Endocrinology and Nutrition Department, Hospital Clínico Universitario de Valladolid, Valladolid, Spain.
Centro de Investigación de Endocrinologia y Nutricion Clinica (CIENC). Facultad de Medicina, Universidad de Valladolid,., Valladolid, Spain.
J Diabetes Sci Technol. 2024 Sep;18(5):1063-1069. doi: 10.1177/19322968231154561. Epub 2023 Feb 16.
To evaluate the glycemia risk index (GRI) as a new glucometry in pediatric and adult populations with type 1 diabetes (T1D) in clinical practice.
A cross-sectional study of 202 patients with T1D receiving intensive treatment with insulin (25.2% continuous subcutaneous insulin infusion [CSII]) and intermittent scanning (flash) glucose monitoring (isCGM). Clinical and glucometric isCGM data were collected, as well as the component of hypoglycemia (CHypo) and component of hyperglycemia (CHyper) of the GRI.

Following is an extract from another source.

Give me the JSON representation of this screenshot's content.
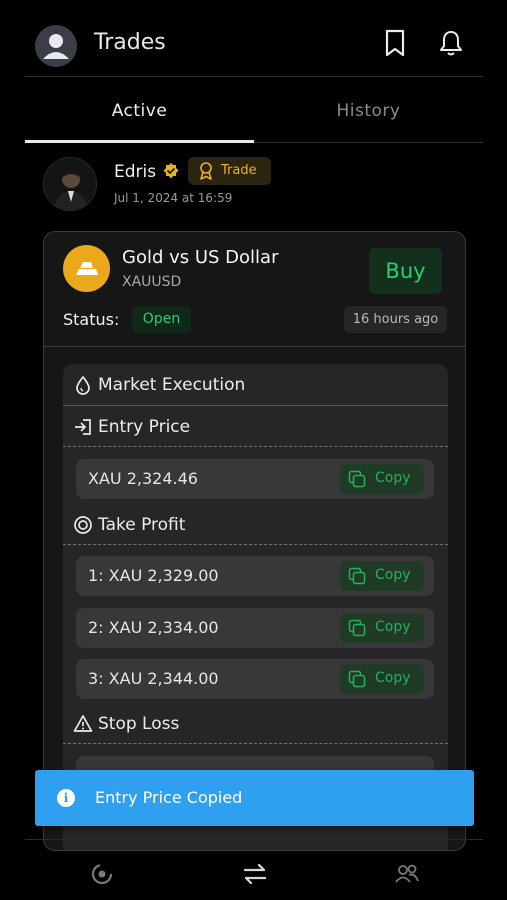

A total of 202 patients (53% males and 67.8% adults) with a mean age of 28.6 ± 15.7 years and 12.5 ± 10.9 years of T1D evolution were evaluated.Adult patients (>19 years) presented higher glycated hemoglobin (HbA1c) (7.4 ± 1.1 vs 6.7 ± 0.6%; < .01) and lower time in range (TIR) (55.4 ± 17.5 vs 66.5 ± 13.1%; < .01) values than the pediatric population, with lower coefficient of variation (CV) (38.6 ± 7.2 vs 42.4 ± 8.9%; < .05). The GRI was significantly lower in pediatric patients (48.0 ± 22.2 vs 56.8 ± 23.4; < .05) associated with higher CHypo (7.1 ± 5.1 vs 5.0 ± 4.5; < .01) and lower CHyper (16.8 ± 9.8 vs 26.5 ± 15.1; < .01) than in adults.When analyzing treatment with CSII compared with multiple doses of insulin (MDI), a nonsignificant trend to a lower GRI was observed in CSII (51.0 ± 15.3 vs 55.0 ± 25.4; = .162), with higher levels of CHypo (6.5 ± 4.1 vs 5.4 ± 5.0; < .01) and lower CHyper (19.6 ± 10.6 vs 24.6 ± 15.2; < .05) compared with MDI.
In pediatric patients and in those with CSII treatment, despite a better control by classical and GRI parameters, higher overall CHypo was observed than in adults and MDI, respectively. The present study supports the usefulness of the GRI as a new glucometric parameter to evaluate the global risk of hypoglycemia-hyperglycemia in both pediatric and adult patients with T1D.
评估血糖风险指数(GRI)作为一种新的葡萄糖检测方法,用于评估儿科和成人 1 型糖尿病(T1D)患者的临床实践。
这是一项横断面研究,共纳入 202 例接受胰岛素强化治疗(25.2%持续皮下胰岛素输注[CSII])和间歇性扫描(闪光)血糖监测(isCGM)的 T1D 患者。收集临床和葡萄糖 isCGM 数据,以及 GRI 的低血糖(CHypo)和高血糖(CHyper)成分。
共评估了 202 例患者(53%为男性,67.8%为成年人),平均年龄为 28.6±15.7 岁和 12.5±10.9 岁,平均 T1D 病程为 12.5±10.9 年。成人(>19 岁)患者的糖化血红蛋白(HbA1c)(7.4±1.1%比 6.7±0.6%;<.01)和时间在目标范围内(TIR)(55.4±17.5%比 66.5±13.1%;<.01)值低于儿科人群,变异系数(CV)(38.6±7.2%比 42.4±8.9%;<.05)较低。儿科患者的 GRI 显著低于成人(48.0±22.2 比 56.8±23.4;<.05),与更高的 CHypo(7.1±5.1 比 5.0±4.5;<.01)和更低的 CHyper(16.8±9.8 比 26.5±15.1;<.01)有关。与多次胰岛素注射(MDI)相比,分析 CSII 治疗时,CSII 组的 GRI 呈下降趋势,但无统计学意义(51.0±15.3 比 55.0±25.4;=162),CHypo 水平较高(6.5±4.1 比 5.4±5.0;<.01),CHyper 水平较低(19.6±10.6 比 24.6±15.2;<.05)。
在儿科患者和接受 CSII 治疗的患者中,尽管经典参数和 GRI 均显示出更好的控制,但与成人和 MDI 相比,CHypo 的总体发生率更高。本研究支持 GRI 作为一种新的葡萄糖检测参数,用于评估儿科和成人 T1D 患者的低血糖-高血糖整体风险。